Moral residue - epistemological ramifications, ethical implications and didactic opportunities

Tildelt: kr 11,7 mill.






2022 - 2027


Moral residue - epistemological ramifications, ethical implications and didactic opportunities

This project is a contribution to moral philosophy, to the didactics of transformative reading and to medical ethics education. It examines moral residue (MR); the distress experience common among health care practitioners as well as other moral agents of recognizing what they take to be their own failure to meet a moral requirement, despite not being fully blameworthy for that failure; and which they express through regret or anguish.
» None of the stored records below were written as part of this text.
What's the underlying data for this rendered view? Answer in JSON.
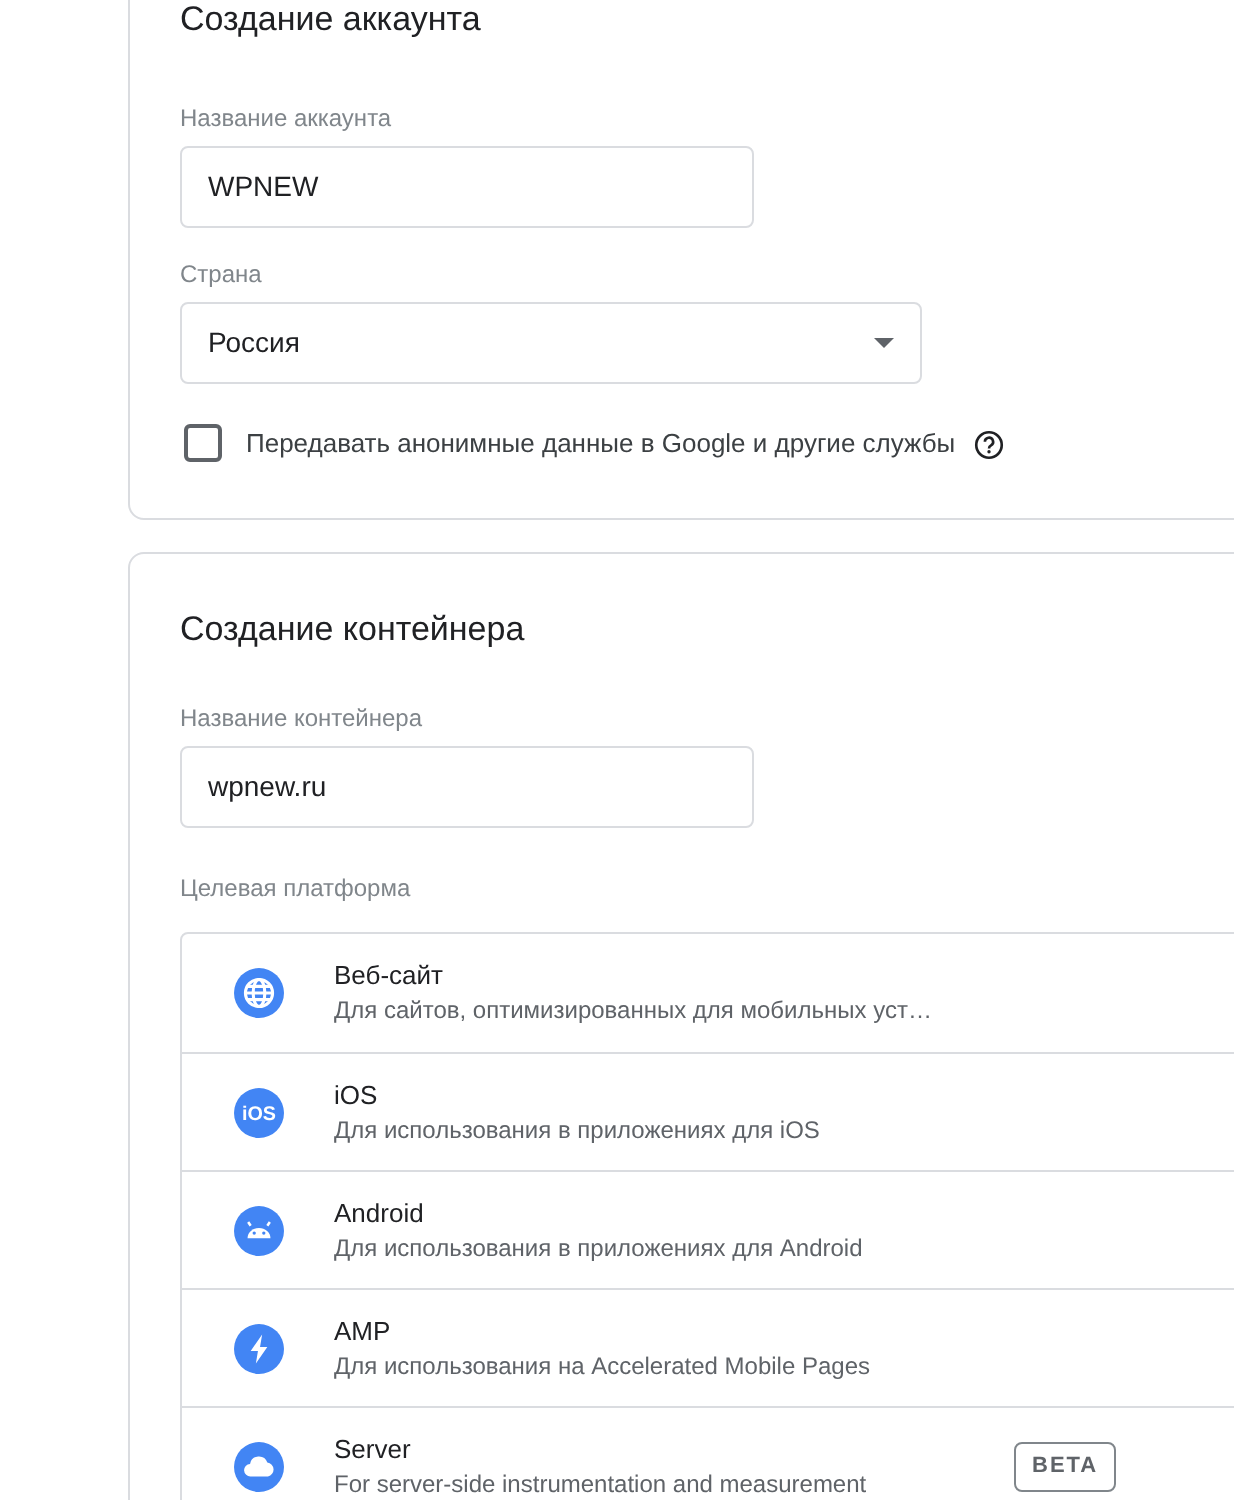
{
  "account": {
    "title": "Создание аккаунта",
    "name_field": {
      "label": "Название аккаунта",
      "value": "WPNEW"
    },
    "country_field": {
      "label": "Страна",
      "value": "Россия"
    },
    "share_data": {
      "label": "Передавать анонимные данные в Google и другие службы",
      "checked": false
    }
  },
  "container": {
    "title": "Создание контейнера",
    "name_field": {
      "label": "Название контейнера",
      "value": "wpnew.ru"
    },
    "platform_label": "Целевая платформа",
    "platforms": [
      {
        "kind": "web",
        "title": "Веб-сайт",
        "subtitle": "Для сайтов, оптимизированных для мобильных уст…"
      },
      {
        "kind": "ios",
        "icon_text": "iOS",
        "title": "iOS",
        "subtitle": "Для использования в приложениях для iOS"
      },
      {
        "kind": "android",
        "title": "Android",
        "subtitle": "Для использования в приложениях для Android"
      },
      {
        "kind": "amp",
        "title": "AMP",
        "subtitle": "Для использования на Accelerated Mobile Pages"
      },
      {
        "kind": "server",
        "title": "Server",
        "subtitle": "For server-side instrumentation and measurement",
        "badge": "BETA"
      }
    ]
  }
}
Our overall aim is threefold: (1) to substantially advance the philosophical and phenomenological understanding of MR, as a concept and as an experience, by analysing situations of MR caused by moral dilemmas, and by directing attention to situations that have not been explored or are under-explored - MR caused by unavoidable normative ignorance or by impermissible emotions; (2) to empirically study the impact of literary narrative fiction (that is thematically related to MR) in altering concepts of self and others, a process we call “transformative reading”, and (3) to devise, and to empirically test the potential merits of a novel narrative method for medical ethics education that we believe can enable health care practitioners to learn how to acknowledge their inherent vulnerability to MR, and to accept that they are likely to fail morally in ways that they may not be able to avoid, without this acceptance compromising their sense of dignity as moral agents. The aims are intimately connected in that it is the philosophical research into MR which motivates and enables the didactic part of the project, and which thereby binds it together into an integrated whole. The investigation is conducted in health care because this context makes apparent the full range of contingencies in life that impose limits to the rational exercise of moral agency, and which thereby lock agents into diversified situations of MR. However, since MR is pervasive also outside of health care, we believe it will benefit other branches of applied ethics as well.